There’s a lot of green in your cooking. Why is that?
This is a good question. The main reason is that it’s such a pleasure to rediscover this colour every springtime, after missing it through the winter months. For me, the colour green is the spirit of a dish – it can be the only colour on the plate. It represents leaves, and life itself. It’s very much linked to a flavour: herbaceous but cheerful, regenerating.
Could you describe the composition of your dishes in terms of their colours, but also in terms of their textures?
There are several possible approaches, but for me the main thing that gives the dish its raison d’être is the aromatic framework. That creates the story between the ingredients. Then there is the texture, namely how the elements – the ingredients – interact with each other. The cooking also adds something, and finally the presentation gives the dish its character. All of these elements together make the taste and – I hope, we always hope – convey an emotion.

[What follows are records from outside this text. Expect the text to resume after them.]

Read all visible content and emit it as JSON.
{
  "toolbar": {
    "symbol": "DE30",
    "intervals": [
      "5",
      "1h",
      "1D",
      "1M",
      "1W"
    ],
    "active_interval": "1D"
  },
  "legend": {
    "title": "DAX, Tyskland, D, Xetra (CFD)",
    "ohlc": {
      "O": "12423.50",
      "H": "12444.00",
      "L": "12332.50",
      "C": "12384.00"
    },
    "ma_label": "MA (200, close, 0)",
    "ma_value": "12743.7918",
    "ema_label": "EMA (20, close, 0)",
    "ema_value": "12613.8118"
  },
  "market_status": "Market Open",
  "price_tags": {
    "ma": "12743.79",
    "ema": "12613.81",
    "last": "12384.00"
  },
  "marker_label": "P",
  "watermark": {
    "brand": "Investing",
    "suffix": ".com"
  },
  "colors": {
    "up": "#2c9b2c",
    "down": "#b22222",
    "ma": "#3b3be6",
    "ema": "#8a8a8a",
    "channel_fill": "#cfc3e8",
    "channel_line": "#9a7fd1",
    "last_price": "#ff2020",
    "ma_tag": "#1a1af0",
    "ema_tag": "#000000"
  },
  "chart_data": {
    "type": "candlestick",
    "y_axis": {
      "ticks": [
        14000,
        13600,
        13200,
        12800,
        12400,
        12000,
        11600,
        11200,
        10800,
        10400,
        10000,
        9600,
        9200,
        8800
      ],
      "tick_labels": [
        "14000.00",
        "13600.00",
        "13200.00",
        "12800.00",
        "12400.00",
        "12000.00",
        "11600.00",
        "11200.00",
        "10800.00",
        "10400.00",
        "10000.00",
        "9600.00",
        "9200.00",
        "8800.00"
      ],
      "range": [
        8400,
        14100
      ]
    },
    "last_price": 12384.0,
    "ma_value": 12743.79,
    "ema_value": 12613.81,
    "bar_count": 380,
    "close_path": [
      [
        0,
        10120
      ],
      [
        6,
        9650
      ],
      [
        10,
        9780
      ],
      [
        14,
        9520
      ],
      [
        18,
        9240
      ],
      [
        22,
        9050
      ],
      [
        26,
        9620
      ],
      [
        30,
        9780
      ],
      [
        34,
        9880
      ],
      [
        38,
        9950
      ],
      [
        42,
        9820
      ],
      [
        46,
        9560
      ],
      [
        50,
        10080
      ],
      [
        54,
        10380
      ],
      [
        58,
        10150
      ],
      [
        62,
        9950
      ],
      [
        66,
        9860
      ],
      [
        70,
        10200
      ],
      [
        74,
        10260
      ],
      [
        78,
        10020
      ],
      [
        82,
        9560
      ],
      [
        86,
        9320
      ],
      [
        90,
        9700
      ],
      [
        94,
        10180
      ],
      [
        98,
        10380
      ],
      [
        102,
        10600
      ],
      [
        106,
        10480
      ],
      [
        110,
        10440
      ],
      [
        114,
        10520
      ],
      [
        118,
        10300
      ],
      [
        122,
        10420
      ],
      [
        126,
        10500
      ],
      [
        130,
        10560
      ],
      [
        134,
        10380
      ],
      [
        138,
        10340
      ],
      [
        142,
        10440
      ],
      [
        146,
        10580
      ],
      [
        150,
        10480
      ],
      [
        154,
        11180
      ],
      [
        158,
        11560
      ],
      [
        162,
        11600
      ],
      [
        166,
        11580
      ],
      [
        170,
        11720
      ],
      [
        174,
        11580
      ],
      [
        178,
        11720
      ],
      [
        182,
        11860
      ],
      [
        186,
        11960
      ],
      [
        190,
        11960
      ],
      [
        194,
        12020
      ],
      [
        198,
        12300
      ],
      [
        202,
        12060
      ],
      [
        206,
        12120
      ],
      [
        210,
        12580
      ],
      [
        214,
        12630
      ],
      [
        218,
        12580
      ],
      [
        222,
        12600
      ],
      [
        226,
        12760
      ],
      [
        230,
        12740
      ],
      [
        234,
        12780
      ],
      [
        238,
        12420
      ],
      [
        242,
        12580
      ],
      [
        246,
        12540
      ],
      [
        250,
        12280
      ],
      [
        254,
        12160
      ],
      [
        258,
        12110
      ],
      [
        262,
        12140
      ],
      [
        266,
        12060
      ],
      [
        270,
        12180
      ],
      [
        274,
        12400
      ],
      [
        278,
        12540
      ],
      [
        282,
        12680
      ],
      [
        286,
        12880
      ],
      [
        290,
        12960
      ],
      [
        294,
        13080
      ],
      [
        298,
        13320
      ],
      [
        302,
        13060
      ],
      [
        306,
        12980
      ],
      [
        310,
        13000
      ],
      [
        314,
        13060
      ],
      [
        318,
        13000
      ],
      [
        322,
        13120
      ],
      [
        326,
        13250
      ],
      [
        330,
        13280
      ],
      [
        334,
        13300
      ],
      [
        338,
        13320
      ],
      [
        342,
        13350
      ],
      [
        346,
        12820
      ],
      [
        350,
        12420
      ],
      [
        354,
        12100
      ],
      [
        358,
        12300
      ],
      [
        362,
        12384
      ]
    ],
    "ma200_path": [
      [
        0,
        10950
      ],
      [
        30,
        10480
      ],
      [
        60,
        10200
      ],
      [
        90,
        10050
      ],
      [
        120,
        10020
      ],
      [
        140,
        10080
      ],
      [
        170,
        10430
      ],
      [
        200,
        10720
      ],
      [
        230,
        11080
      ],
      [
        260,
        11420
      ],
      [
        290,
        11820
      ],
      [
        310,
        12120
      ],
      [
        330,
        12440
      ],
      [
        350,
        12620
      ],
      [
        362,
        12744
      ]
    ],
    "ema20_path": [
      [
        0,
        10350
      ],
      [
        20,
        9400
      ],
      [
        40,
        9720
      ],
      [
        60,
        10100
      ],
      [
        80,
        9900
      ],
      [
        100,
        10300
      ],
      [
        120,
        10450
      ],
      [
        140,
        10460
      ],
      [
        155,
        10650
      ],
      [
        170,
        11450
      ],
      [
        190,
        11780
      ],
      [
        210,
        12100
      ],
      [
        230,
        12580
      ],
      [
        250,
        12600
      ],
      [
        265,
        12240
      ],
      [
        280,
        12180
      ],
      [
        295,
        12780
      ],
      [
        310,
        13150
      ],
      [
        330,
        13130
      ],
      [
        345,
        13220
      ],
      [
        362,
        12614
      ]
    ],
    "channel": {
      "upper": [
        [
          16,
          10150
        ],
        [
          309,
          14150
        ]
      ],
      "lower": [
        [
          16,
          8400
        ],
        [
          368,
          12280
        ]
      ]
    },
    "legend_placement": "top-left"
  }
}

Could you illustrate this reflective process for a dish that is currently on one of your menus?
Perhaps I can talk about one of our signature dishes, the Berlingots, which is exemplary of my cuisine today. I call it ‘Verdeur fondante’ (‘melting greenness’) – my dishes often have a name that sounds like a haiku dedicated to them. It was conceived as a challenge: I wanted to create a cheese-based dumpling in a shape that was a little different from those that I knew or that existed at that time. I was fascinated by the Berlingots, which are sweets from the city of Carpentras in France. And so that dish was born, almost intuitively.